Ao DM, a atriz conta que a vontade de reviver os derradeiros instantes da vida de Virginia Woolf ocorreu por ela se sentir arrebatada pela história da escritora e pela riqueza de sua literatura. “Os fluxos de consciência que fizeram com que Virginia modernizasse a literatura foram os mesmos fluxos que a atormentaram mentalmente e a fizeram achar que estava enlouquecendo de vez a ponto de cantar se matando”, pontua a atriz.
Ela está com vestido branco rasgado, expressão transfigurada ao rosto, as lembranças da vida estrilam num fluxo de consciência intenso. É característica marcante da obra woolfiana. Contar histórias desse tipo, sobre uma personagem como Virginia Woolf, é um desafio. Nova, perdeu a mãe e, com pai autoritário, restou à escritora o consolo da literatura. “As mulheres, durante séculos, serviram de espelho aos homens”, disse a escritora, que publicou “Mrs. Dalloway” e “O Quarto de Jacob”, dois romances essenciais do século 20.
“Escrever texto demandou muito trabalho”, diz atriz
Até hoje, Virginia Woolf é reconhecida como uma das principais autoras da literatura canônica ocidental. Pela sua prosa elegante e sensível, bem como pelo uso particular que fazia do discurso indireto livre e do fluxo de consciência, passou a ser admirada. Nas ações desenvolvidas pela escritora em suas narrativas, oscilava não só entre o que se desenvolvia dentro do personagem - seja na cabeça, nas emoções ou ideias dele - com aquilo que o cerca, mas mostrava a relação entre um e outro: aparece, não raro, temas próprios de seu tempo.

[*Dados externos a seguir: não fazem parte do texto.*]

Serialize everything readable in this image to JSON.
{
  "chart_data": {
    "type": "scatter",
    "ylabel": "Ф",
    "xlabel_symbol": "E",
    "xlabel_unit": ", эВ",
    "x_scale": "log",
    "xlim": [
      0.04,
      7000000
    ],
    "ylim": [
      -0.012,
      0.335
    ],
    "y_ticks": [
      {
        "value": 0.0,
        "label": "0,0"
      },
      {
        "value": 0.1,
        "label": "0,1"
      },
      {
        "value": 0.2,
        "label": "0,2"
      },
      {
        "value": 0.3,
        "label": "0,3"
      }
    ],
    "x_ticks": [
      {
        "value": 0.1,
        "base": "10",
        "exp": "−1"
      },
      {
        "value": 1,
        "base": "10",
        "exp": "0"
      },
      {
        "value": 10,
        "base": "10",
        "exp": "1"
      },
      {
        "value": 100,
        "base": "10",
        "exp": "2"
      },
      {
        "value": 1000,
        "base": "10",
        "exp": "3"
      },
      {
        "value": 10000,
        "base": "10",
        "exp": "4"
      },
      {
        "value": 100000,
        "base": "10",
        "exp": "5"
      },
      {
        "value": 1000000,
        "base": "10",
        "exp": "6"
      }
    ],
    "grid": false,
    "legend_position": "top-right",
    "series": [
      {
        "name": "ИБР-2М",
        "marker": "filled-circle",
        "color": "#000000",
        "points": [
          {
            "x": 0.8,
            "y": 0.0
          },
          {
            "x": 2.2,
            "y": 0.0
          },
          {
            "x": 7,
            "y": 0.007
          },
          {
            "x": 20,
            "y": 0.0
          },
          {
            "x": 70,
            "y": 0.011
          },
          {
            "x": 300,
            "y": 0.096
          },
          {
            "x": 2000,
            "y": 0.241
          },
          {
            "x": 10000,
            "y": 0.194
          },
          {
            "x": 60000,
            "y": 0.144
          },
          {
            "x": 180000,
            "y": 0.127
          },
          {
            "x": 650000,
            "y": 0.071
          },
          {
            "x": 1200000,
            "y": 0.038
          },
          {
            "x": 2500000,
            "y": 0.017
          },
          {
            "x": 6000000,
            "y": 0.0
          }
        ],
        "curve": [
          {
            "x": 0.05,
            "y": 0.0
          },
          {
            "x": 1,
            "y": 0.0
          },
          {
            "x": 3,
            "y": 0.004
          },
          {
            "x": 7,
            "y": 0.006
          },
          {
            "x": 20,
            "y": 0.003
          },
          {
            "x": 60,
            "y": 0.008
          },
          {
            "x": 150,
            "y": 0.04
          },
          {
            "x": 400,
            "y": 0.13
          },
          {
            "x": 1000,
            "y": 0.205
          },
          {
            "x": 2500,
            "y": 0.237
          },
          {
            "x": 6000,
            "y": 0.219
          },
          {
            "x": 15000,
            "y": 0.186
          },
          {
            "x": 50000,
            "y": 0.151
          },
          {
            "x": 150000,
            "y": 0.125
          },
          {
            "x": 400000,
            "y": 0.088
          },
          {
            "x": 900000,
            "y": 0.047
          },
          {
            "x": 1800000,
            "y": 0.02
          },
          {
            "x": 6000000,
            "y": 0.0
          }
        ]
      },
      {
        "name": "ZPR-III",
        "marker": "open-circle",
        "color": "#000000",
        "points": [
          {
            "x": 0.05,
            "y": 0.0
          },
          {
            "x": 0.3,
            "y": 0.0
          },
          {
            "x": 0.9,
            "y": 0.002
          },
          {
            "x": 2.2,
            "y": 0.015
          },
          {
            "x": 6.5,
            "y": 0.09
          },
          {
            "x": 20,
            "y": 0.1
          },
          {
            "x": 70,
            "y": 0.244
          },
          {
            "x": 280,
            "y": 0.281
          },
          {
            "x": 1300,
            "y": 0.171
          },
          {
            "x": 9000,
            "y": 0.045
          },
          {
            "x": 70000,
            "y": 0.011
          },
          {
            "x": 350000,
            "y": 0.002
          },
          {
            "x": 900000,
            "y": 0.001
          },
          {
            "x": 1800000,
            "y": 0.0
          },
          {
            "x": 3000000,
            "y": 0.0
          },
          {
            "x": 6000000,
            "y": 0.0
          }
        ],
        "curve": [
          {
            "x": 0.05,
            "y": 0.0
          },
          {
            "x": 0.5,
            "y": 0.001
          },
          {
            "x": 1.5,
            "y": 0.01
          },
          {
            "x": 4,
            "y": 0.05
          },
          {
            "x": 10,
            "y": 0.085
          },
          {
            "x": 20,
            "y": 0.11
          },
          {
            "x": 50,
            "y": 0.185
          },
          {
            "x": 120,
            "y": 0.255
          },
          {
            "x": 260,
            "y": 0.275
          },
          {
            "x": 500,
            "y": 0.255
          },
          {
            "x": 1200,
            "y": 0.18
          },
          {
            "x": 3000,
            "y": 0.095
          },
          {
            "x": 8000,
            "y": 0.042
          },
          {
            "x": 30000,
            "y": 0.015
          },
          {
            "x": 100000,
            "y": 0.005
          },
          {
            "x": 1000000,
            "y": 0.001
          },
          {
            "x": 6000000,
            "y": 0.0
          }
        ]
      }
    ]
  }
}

Na tese “O Diário de Tavistock: Virginia Woolf e a Busca pela Literatura”, defendida na USP, a crítica literária Ana Carolina Mesquita explica que Virginia era uma artista preocupada com a representação da interioridade subjetiva e os processos de construção da identidade. “Isso estabeleceu alguns motores que orientaram sua busca contínua pela possibilidade de representação, com suas diversas implicações artísticas, políticas e éticas”, analisa a pesquisadora, que assina prefácio de “Contos Completos”, editado pela 34.
Para Claudia Abreu, que é formada em Filosofia e pós-graduada em Artes Cênicas pela PUC-RJ, a chave disso tudo possui um nome: fluxo de consciência. A atriz afirma que, a partir desse ponto, pôde viajar em todas as mentes, por todas as fases da existência de Virginia Woolf. “E qual foi a minha surpresa? Você tinha revolucionado a literatura alternando os fluxos de consciência de forma brilhante”, reflete Claudia, em “Virginia - Um Inventário Íntimo”, cujo texto confessa ter sido difícil de escrever.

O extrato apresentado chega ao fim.